When spouses decide to end their marriage, many issues must be addressed. For example, if the parties have children, questions related to custody, visitation, and child support must be resolved. In some cases, a spouse may seek alimony or temporary spousal support.
Even when the parties do not have any minor children and neither spouse is seeking alimony, the parties still must decide how to divide the marital property and debts. One of the most beneficial ways to accomplish this task is to consent to a property settlement agreement. A property division lawyer can assist in helping the two of you come to an agreement.
Equal Division of Property and Debt?
To divide marital property and debts into equal parts and give one-half to each spouse seems like an effective way to resolve issues related to property division in a divorce. However, in many cases, property division is not as simple as a 50-50 split. Issues that can complicate property division include inheritance, non-marital property, and pre-marital property.
Therefore, because of the various issues that may need to be addressed in the divorce, a judge may need to issue an order dividing the property and debts between the spouses. The court may issue a 50-50 split, but an equal division is not required. There are some reasons why a judge might award an uneven division of marital property and debt.
A judge may consider numerous factors when dividing marital property and debt including:
- The length of time the parties were married;
- The age and health of each spouse;
- Earning capacity of the parties;
- Life status of each spouse;
- Contributions by each spouse to the marital estate;
- Circumstances and requirements of each party;
- General legal theories of equity; and,
- The conduct of the parties.
The goal for property division in Michigan is to ensure an equitable distribution of marital property and debt between the parties. Equitable does not mean equal, but it does mean a fair and appropriate division with equity in mind.

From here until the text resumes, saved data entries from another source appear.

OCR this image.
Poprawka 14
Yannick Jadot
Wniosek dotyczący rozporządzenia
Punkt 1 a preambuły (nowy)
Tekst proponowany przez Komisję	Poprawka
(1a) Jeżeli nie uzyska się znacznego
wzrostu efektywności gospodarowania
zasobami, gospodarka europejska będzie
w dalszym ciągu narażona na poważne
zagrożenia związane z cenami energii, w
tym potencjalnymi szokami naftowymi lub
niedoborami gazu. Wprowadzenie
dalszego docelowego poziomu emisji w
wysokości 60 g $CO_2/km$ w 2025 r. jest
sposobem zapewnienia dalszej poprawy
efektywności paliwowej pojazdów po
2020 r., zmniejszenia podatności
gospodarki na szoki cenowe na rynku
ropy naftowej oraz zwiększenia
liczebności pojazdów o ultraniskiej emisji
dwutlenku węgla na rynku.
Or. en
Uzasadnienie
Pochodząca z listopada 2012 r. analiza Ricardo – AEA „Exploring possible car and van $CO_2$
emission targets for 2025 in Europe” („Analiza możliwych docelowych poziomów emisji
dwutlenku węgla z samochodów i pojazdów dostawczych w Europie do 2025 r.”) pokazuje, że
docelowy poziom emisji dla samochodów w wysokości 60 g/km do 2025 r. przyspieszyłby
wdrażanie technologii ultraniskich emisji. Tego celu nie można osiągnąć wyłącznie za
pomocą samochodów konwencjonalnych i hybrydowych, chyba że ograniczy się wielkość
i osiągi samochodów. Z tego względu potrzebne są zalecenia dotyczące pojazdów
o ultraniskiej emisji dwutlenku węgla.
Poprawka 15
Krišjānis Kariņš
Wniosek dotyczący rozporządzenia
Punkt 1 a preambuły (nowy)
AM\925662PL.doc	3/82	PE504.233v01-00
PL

As seen above, the court may consider a spouse's actions (i.e. abuse, adultery, etc.) when making his decision about property division. The law allows the judge to deviate from the presumption of equitable distribution, but the judge must explain his reasons in the final court order.
Can Parties Enter a Voluntary Property Agreement?
Instead of allowing a judge to divide your property in a court setting, you and your spouse can enter a property settlement agreement resolving all issues related to dividing property and debts. For many parties, a property settlement agreement is a way to retain control over decisions regarding property division.
Spouses understand the significance and sentimental value of various items that have been accumulated during the marriage. Additionally, spouses understand what items they have, need, and could do without. By working together to arrive at a mutual property settlement agreement, spouses are usually happier with the final agreement compared to spouses who are handed an agreement by a judge.
Using a Mediator for Property Division
In some cases, spouses utilize a mediator to settle the issues in their divorce, including property settlement agreements. Using a mediator can save time and money, in addition to providing a better result. You also have a higher level of privacy and confidentiality when using mediation to settle disputes compared to cases that are litigated in court.